As of version 4.3 (just released), repmgr only concerns itself with physical replication slots, and ignores logical ones:

$ repmgr --version
repmgr 4.3
# psql -c 'SELECT * from pg_replication_slots'
    slot_name     |  plugin  | slot_type | datoid | database | temporary | active | active_pid | xmin | catalog_xmin | restart_lsn | confirmed_flush_lsn 
------------------+----------+-----------+--------+----------+-----------+--------+------------+------+--------------+-------------+---------------------
 application_slot | wal2json | logical   |  16385 | repmgr   | f         | f      |            |      |          564 | 0/18CCDA0   | 0/18CCDD8
(1 row)
$ repmgr node check --slots
OK (node has no physical replication slots)
$ echo $?
0

Any inactive physical replication slot is always a concern, no matter which application it was created by.

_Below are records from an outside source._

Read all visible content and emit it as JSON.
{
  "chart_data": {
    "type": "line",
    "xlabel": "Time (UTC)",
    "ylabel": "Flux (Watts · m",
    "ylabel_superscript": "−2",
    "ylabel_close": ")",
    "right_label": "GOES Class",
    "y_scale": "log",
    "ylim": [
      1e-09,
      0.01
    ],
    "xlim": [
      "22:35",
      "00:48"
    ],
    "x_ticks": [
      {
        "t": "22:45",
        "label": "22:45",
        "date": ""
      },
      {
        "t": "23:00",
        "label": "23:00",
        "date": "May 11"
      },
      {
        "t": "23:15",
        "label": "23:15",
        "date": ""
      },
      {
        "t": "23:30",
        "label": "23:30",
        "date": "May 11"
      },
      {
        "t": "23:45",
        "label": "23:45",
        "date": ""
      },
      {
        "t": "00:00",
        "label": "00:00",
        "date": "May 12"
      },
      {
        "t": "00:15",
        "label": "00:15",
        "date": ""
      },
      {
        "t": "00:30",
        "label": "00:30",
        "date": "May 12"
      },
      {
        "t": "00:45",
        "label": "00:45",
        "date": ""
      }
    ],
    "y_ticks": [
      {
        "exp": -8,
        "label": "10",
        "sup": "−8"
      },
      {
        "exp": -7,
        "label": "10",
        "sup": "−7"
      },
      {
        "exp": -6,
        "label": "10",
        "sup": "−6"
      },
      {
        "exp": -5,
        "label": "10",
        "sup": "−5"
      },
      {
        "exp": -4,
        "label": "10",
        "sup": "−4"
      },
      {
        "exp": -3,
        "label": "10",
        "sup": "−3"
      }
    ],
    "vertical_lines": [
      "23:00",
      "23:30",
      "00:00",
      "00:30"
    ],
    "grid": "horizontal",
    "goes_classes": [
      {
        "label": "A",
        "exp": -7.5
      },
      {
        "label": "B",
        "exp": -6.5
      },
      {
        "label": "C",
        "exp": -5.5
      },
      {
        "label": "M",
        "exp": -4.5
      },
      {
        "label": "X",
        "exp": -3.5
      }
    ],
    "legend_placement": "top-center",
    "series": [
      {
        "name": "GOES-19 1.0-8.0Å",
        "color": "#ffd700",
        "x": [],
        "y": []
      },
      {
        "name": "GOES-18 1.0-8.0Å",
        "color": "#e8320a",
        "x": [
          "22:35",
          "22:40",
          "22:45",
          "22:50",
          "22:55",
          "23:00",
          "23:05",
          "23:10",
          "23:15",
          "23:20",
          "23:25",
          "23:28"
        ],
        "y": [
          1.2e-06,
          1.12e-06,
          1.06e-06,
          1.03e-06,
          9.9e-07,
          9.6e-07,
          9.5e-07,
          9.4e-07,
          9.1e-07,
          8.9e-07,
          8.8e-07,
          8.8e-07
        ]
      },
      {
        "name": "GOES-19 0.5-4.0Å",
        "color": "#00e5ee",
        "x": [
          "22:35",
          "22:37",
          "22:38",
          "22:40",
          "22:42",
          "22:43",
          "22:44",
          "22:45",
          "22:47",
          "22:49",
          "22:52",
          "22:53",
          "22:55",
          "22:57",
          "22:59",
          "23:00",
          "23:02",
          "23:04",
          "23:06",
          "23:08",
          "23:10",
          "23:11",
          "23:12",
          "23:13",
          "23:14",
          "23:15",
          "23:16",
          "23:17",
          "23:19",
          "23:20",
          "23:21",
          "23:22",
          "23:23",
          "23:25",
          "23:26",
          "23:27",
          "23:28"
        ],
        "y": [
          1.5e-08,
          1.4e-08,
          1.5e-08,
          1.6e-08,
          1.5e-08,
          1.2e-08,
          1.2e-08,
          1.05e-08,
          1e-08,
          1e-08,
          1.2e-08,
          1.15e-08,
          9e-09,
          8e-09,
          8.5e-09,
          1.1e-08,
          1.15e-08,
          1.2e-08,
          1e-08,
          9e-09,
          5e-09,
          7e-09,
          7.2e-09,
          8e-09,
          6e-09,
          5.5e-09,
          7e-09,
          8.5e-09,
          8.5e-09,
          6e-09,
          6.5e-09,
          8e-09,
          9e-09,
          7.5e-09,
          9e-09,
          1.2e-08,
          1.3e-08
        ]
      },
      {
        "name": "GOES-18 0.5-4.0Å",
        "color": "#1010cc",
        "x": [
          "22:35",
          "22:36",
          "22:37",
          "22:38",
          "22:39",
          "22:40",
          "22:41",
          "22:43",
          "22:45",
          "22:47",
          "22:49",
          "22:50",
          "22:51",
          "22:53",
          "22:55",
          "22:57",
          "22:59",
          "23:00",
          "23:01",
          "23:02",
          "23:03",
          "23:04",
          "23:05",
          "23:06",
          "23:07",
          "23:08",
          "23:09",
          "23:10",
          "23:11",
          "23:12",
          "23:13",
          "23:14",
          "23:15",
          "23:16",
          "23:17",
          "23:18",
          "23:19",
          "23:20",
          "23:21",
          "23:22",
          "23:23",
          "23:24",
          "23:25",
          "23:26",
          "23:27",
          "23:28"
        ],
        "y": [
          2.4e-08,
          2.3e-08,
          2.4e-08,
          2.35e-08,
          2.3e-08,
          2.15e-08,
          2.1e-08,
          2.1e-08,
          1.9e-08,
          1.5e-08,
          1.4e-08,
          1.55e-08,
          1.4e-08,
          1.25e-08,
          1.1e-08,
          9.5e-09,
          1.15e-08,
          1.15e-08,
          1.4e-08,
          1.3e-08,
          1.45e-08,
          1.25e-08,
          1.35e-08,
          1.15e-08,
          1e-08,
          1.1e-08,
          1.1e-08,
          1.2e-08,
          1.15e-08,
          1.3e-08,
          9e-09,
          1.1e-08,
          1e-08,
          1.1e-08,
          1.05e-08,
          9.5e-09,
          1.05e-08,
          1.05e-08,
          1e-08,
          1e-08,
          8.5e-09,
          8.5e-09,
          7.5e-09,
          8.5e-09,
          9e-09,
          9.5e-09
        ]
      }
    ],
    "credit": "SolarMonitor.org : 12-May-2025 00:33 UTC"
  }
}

Does this resolve your issue?

gclough commented 5 years ago

Silly me, I should have used the latest version. Humble apologies. :-/

This does indeed fix this issue, and whilst I would agree that any idle replication slot is very bad, IMHO RepMgr should only concern itself with reporting a "CRITICAL" error for only those slots that it creates, or at a minimum only report errors when use_replication_slots=yes is configured. I'll agree that this may be a fringe opinion, so I'll close the issue. Many thanks.